In 2014’s Kingsman: The Secret Service, the hyped and oft-marketed first meeting between Taron Egerton’s Eggsy and Colin Firth’s Harry Hart aka “Galahad” is a frantic, one-minute bar fight where Firth’s Hart unexpectedly takes down a gang of toughs in an English pub. It felt fun, yet brutal, but also an original take on the gentleman spy made famous by English authors Le Carre and Fleming. This fight scene was a microcosm for the movie’s spoof-adjacent wit and violent intensity, shot through with a genteel, suave affability. It felt lively and unique while playing with subverting expectations and flirting with impropriety.
In Kingsman: The Golden Circle, the exact same is recreated, however this time in a Kentucky saloon-like bar and featuring the addition of a lasso and whip-toting American agent played by Pedro Pascal. Even down to the placement of the booth where they sit in this saloon, the fight scene is practically the same. While there are few qualms to be made about callbacks or self-referential material, the difference in this scene versus the virtually same one from its predecessor is this feels like a slog. Gone is the feeling of something exciting or new or potentially provocative. Pascal’s “Agent Whiskey”, a member of the American equivalent to the Kingsman, the Statesman, fights these bar thugs, but the movie can’t even bother itself to stay focused on the fighting, cutting away to a casual conversation between other characters.
Likewise, Pascal’s Agent Whiskey is a much more violent man, feigning subduing an opponent to brutally stabbing one in this fight, whereas Firth’s Hart would have subdued or stunned an opponent. This is hardly the starkest contrast in this sequel’s approach to violence to its cinematic precursor. At another point late in the movie, a character needlessly snaps the neck of a defenseless opponent in a callous fit of revenge, something he admits is “ungentlemanly” and not very Kingsman-like. Yet, the movie fails to show this violence, and this is the real key to the approach. While the first Kingsman movie juxtaposed the gentleman spy with the brutal reality of what it would actually be like to be a man with a “license to kill”, to borrow from a franchise in its source material, the sequel fails to provide this tension and embraces the world it’s satirical material created in the first movie. The result is a very bleak outlook focused solely on the inherent goodness of redemptive violence and lack of mercy for those who err, hence the slog-like nature of the movie’s narrative.
Speaking of the story, The Golden Circle‘s plot and characterization may not be the most troubling implication of the movie, re: the violence, but it is certainly the most integral pieces that seem to have been ignored for the sake of a sequel. The motivations of Julianne Moore’s Ms. Poppy want to be seen as the same “good old-fashioned megalomania” of the first movie, but her CEO-like businesswoman drug dealer character is introduced with a voiceover explaining her motivations and why her character is the way she is, a sure-fire sign of a movie too lazy to show, not tell, and her impetus to achieve her stated ends have all the excitement of Facebook COO Sheryl Sandberg’s daily itinerary–which, now that I think about it, is probably much more exciting than Ms.
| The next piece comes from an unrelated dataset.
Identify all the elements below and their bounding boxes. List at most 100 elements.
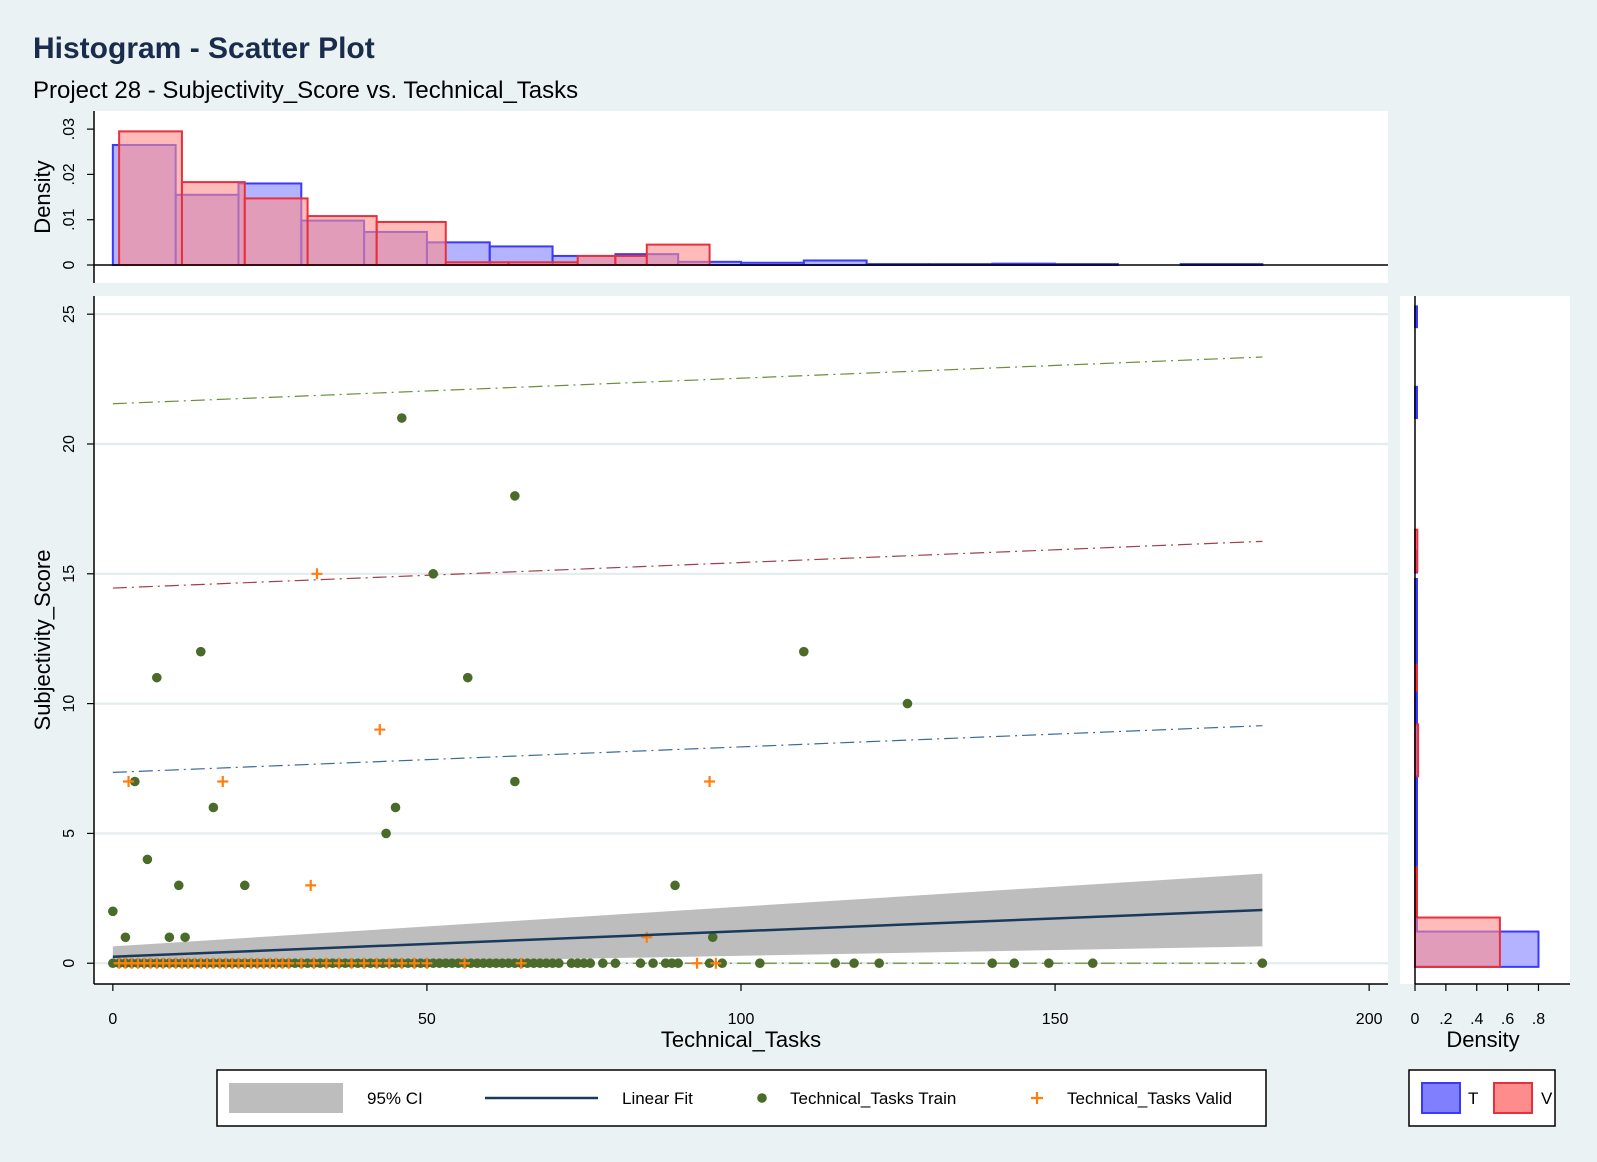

Poppy’s character.
All of her scheming to make sure her drug cartel dominates the global market is to force the world’s hand to legalize illicit drugs, specifically her illicit drugs, which the movie spins into an oddly handled political can of worms regarding the personal morality of drug users, the morality of the drug trade, and the war on drugs. An often political hot potato and source of legitimate debate since the Reagan administration in the United States, it seems odd for the movie to tackle the issue, much less doing so in the manner it does. An evil drug cartel boss wants to force drugs to be legal to legitimately profit on people’s addictions, which is bad. The president of the United States then wants to let all the illicit drug users die to wipe out the drug problem, even making sure to double-down on his callous disregard for human life by having one of his cabinet members be at risk, only to be interned in a football stadium along with millions of other people to live out her final hours. In contrast, Eggsy’s friend and girlfriend both might die, positing not everyone who takes drugs is bad. But, when the day is saved, his friend says “I’m never touching that stuff again!” The movie is confused and offers no real position, not even a middle-of-the-road response to this incredibly serious debate. The only solution it seems to offer is, “kill all the bad guys,” but the bad guys are only those targeted by the heroes as bad.
Kingsman: The Golden Circle is uneven in its characterization, story treatment, and even it’s world-building. While the first movie had its farcical moments, innovative action sequences, and funny characters, this second installment seems bitterly caught in a world of its own making and the results are past its best, dull, and goes down as smoothly as a poorly-made martini.